The trend Mark was manifesting, the sort of snotty, semi-perceptive fundamentalism, gradually got to me over the next couple of years, especially after I graduated from my TM teacher training. There is just so much of it in TM that for awhile, I turned aside, partly, from my own sensing, my own rich sensory world. With direct experience, you need to embrace it. If you hold it at bay, you don't get the lesson.
From somewhere Mark had discovered THE DOCTRINE – he had come across a way of thinking like a Jesuit or a lawyer, attacking something he barely understood. So right here the narrowness of TM thinking had converted Mark from possibly being a really talented TM teacher, to being a mildly vicious snob, the kind of person who would walk in on someone else lying down with their eyes closed, and make up a whole theology about it.
In September we moved to Estes Park
, Colorado, where we stayed at a hotel
nestled in a valley surrounded by mountains. I think it was a YMCA camp, but a very nice one, a good basic hotel with clean rooms. Estes Park was beautiful, and we were there from sometime in late September through December.
If you haven’t been trained in meditation such that is is the most natural thing in the world, it’s hard to explain why you would travel to a place like Estes Park and then never look at it, just look inside. I guess you’d have to think of a time in your life when your passion for something – a relationship, a hobby, a business deal, was so intense that you hardly noticed the world around you. That’s the way it is if you truly know how to meditate – the pull of the inner world is so strong, you want to give in and let nature do its work. Attend to the inner processes and emerge renewed.
I took one glance at the mountains and then dove right into the schedule of asana, pranayama, meditation, pranayama, asana, pranayama, meditation – called rounding. We basically rounded all morning, went to lunch, rounded in the afternoon, went to dinner, then an evening lecture by Maharishi.
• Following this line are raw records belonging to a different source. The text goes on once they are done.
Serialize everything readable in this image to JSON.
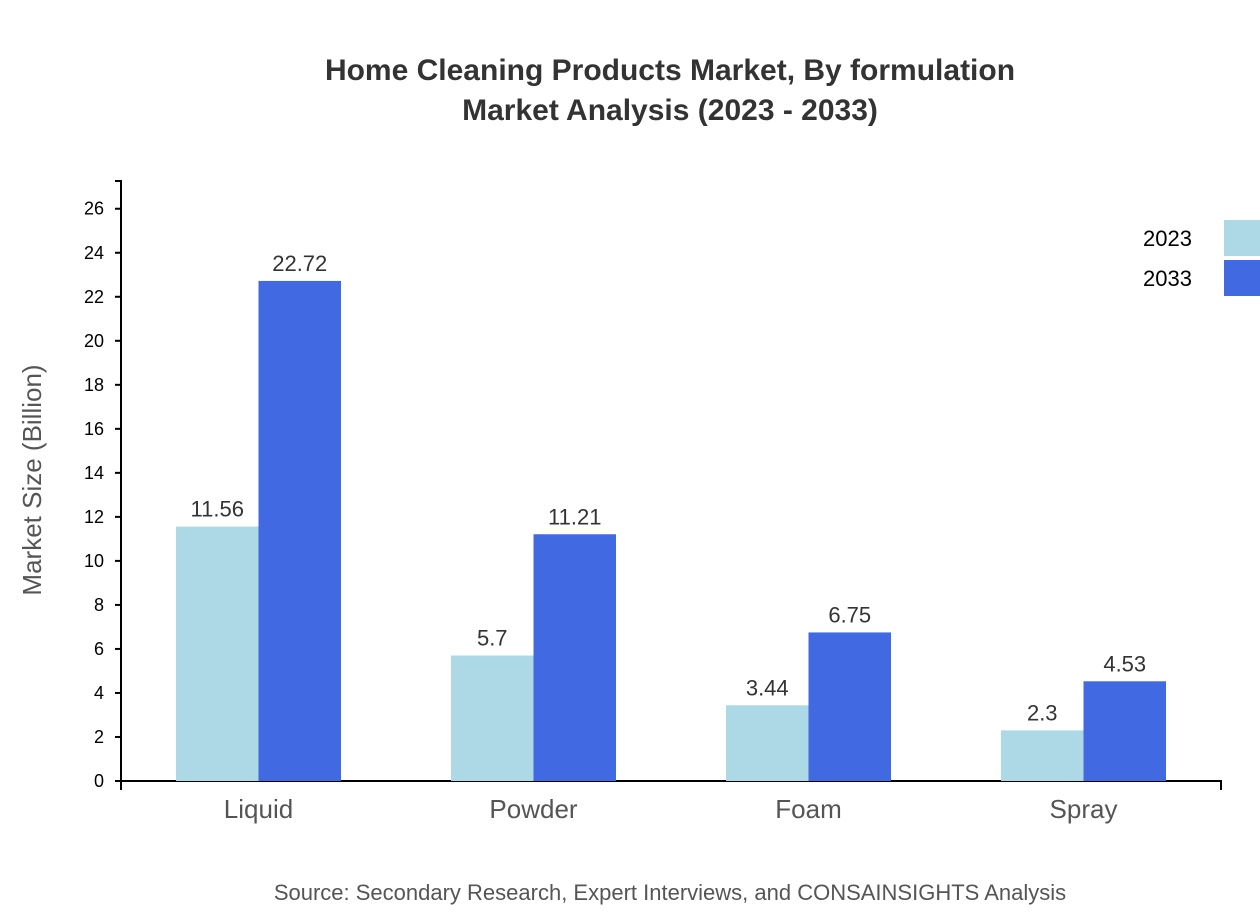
{
  "chart_data": {
    "type": "bar",
    "title": "Home Cleaning Products Market, By formulation",
    "subtitle": "Market Analysis (2023 - 2033)",
    "xlabel": "",
    "ylabel": "Market Size (Billion)",
    "ylim": [
      0,
      27.26
    ],
    "yticks": [
      0,
      2,
      4,
      6,
      8,
      10,
      12,
      14,
      16,
      18,
      20,
      22,
      24,
      26
    ],
    "categories": [
      "Liquid",
      "Powder",
      "Foam",
      "Spray"
    ],
    "series": [
      {
        "name": "2023",
        "color": "#add8e6",
        "values": [
          11.56,
          5.7,
          3.44,
          2.3
        ]
      },
      {
        "name": "2033",
        "color": "#4169e1",
        "values": [
          22.72,
          11.21,
          6.75,
          4.53
        ]
      }
    ],
    "grid": false,
    "legend": "top-right",
    "source": "Source: Secondary Research, Expert Interviews, and CONSAINSIGHTS Analysis"
  }
}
On the course in Estes Park, I went through a lot of what we call unstressing. What happens is you will be sitting there happily going in and out of meditation, and then zooooommmmmmmm, you are IN a movie, a surround-sound IMAX movie made up of the worst, most hideous, frightening, disgusting experiences your nervous system has ever been involved in. I had a lot of them to work through. The process is self-regulating in that you can only stay there to the extent you are relaxed. If you tense up, the noise of tensing blocks out the faint impressions of the trauma in your memory, in your muscles and nerves. This went on for the ten weeks of the meditation teacher training course.
We finished sometime in December, when Maharishi made us teachers of TM. I drove back from Colorado to California and spent a month or so closing my little house near UCI and giving away everything I owned, because I wanted to go do a few more months of meditation.
Maharishi and the TM teacher training had moved to Europe. I think the reason was availability of hotel rooms, being able to rent a thousand rooms at a time. After looking all over Europe, the TM people in charge of finding hotels settled on Majorca, Spain.
So I went to Majorca, Spain, in February 1971.